BOISE, Idaho (AP) — Ramping up COVID-19 testing and tracing is key to Idaho's containment strategy, Gov. Brad Little said Friday, as authorities said they hope be consistently testing 2% of the state's population in the coming months.

“The whole goal of this is to scale up testing with tracing where we can do what Idaho likes to do in a good fire season, and that is get on those fires early and put them out," Little said at a news conference where a task force released recommendations for expanding testing in the state.

Among the goals:

(asterisk)Expanding testing across all populations, including symptomatic and asymptomatic people. Priority would be given to people like health care workers and nursing home residents.

(asterisk)Increasing spending on local testing capacity.

(asterisk)Limited use of antibody testing to determine who had been exposed to COVID-19.

The state has in the past weeks struggled to increase testing.

Elke Shaw-Telloch, Idaho Department of Health and Welfare administrator for public health, said federal officials recommend testing 2% of the population each month. She said Idaho has been sent 40,000 swabs and other testing materials for May, and it expect the same amount in June.
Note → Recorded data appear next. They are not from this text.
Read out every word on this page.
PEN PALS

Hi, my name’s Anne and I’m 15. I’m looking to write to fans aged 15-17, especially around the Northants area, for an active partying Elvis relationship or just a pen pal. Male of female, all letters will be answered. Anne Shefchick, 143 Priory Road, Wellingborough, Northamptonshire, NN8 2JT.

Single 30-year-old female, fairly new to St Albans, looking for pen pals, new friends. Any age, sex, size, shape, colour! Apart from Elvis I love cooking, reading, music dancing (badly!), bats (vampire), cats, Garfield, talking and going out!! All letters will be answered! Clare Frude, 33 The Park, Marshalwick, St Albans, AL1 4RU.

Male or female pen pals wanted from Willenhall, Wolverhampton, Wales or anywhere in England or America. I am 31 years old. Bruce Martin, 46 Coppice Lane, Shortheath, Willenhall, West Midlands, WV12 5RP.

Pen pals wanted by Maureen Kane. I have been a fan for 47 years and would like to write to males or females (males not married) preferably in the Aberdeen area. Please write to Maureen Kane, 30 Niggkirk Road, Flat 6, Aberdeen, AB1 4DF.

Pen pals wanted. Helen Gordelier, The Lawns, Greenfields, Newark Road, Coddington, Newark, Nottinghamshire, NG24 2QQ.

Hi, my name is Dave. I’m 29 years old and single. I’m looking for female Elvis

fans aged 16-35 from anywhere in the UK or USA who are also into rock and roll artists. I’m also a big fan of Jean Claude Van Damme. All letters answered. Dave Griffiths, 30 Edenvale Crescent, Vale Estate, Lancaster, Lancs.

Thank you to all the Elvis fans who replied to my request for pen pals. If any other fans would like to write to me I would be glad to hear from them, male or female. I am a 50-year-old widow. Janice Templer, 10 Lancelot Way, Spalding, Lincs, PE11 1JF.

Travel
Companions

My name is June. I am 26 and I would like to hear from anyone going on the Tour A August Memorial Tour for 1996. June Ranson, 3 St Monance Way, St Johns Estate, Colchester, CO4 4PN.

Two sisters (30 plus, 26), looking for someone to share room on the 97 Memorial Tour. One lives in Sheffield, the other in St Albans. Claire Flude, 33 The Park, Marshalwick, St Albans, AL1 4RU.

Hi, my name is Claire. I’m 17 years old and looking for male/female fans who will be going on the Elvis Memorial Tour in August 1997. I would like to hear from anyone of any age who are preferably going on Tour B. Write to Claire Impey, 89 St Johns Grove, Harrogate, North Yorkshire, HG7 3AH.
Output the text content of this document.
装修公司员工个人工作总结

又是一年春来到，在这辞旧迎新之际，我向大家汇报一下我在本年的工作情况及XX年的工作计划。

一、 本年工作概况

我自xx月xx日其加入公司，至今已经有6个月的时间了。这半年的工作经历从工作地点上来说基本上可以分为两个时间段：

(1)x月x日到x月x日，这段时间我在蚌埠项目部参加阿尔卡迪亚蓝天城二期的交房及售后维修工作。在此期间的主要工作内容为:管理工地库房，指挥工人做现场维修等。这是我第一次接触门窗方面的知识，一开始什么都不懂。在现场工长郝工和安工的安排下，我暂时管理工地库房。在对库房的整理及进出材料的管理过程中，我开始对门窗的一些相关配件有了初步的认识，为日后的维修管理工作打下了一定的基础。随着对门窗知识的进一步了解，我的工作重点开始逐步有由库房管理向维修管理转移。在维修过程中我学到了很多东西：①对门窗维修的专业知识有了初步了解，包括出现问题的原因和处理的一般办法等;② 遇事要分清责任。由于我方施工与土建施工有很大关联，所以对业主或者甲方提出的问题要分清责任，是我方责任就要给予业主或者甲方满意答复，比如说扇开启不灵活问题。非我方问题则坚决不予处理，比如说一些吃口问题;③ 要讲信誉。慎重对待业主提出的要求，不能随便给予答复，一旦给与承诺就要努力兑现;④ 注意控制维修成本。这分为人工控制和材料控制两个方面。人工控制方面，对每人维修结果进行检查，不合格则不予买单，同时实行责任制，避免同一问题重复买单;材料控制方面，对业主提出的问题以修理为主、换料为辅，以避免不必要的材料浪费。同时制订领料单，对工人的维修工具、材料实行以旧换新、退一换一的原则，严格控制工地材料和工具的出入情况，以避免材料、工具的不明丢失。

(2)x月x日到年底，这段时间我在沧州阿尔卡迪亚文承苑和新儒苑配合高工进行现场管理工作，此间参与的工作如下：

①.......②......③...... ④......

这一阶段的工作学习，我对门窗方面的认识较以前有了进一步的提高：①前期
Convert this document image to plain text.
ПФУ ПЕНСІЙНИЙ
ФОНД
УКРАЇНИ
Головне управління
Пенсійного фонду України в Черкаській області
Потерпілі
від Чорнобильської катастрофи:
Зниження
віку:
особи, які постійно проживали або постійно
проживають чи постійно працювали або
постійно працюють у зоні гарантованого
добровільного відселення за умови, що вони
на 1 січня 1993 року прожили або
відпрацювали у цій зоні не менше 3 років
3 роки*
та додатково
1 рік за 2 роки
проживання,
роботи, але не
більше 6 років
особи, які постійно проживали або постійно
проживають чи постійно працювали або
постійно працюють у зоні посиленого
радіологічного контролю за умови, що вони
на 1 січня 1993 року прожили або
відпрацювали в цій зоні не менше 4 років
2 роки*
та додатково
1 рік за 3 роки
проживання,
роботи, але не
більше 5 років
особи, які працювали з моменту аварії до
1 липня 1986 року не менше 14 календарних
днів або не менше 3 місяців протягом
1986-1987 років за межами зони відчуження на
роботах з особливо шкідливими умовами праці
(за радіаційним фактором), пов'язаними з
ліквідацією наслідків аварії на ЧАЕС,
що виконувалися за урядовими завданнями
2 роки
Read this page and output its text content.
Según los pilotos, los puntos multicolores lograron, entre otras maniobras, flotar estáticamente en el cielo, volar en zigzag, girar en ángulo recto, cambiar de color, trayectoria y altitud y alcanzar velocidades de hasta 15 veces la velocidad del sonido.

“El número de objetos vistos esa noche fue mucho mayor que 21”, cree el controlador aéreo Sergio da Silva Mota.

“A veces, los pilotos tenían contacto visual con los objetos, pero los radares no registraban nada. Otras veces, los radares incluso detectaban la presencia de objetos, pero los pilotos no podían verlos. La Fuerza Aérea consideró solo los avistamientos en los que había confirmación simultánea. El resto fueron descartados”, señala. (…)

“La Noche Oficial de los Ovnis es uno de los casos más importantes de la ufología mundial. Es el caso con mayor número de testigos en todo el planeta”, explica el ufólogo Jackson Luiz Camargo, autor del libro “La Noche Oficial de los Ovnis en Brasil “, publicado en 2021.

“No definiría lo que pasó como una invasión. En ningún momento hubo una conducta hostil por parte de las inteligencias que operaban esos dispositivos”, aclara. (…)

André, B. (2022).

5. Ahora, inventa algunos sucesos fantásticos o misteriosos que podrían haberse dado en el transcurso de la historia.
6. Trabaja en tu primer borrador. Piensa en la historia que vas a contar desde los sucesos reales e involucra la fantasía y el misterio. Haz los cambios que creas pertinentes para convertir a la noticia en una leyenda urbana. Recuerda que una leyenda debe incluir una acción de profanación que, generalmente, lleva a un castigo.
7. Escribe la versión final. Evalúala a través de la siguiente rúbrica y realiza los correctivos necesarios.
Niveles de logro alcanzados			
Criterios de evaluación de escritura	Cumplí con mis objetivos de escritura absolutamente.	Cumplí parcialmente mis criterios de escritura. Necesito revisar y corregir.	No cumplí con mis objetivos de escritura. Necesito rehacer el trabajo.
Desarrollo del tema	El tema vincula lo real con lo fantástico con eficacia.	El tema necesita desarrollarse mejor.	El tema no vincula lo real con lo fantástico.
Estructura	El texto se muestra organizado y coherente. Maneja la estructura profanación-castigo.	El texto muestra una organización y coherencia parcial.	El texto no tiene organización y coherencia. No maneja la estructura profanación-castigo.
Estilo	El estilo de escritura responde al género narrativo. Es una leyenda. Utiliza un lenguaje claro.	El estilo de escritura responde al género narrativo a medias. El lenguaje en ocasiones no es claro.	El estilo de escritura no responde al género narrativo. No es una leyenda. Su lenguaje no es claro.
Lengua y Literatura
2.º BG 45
Shaw-Telloch said the state public health lab can run 200 COVID-19 tests a day, while the Veterans Administration can accommodate non VA-patient testing for urgent cases. And she said the Federal Emergency Management Agency has helped deploy point-of-care testing units in Idaho to every health district in the state.

“This will help, but more testing needs to be in order," she said.

Idaho has had more than 2,500 confirmed COVID-19 cases and at least 77 deaths. The virus causes mild to moderate symptoms in most patients, and the vast majority recover. But it is highly contagious and can cause severe illness and death in some patients, particularly the elderly and those with underlying health conditions.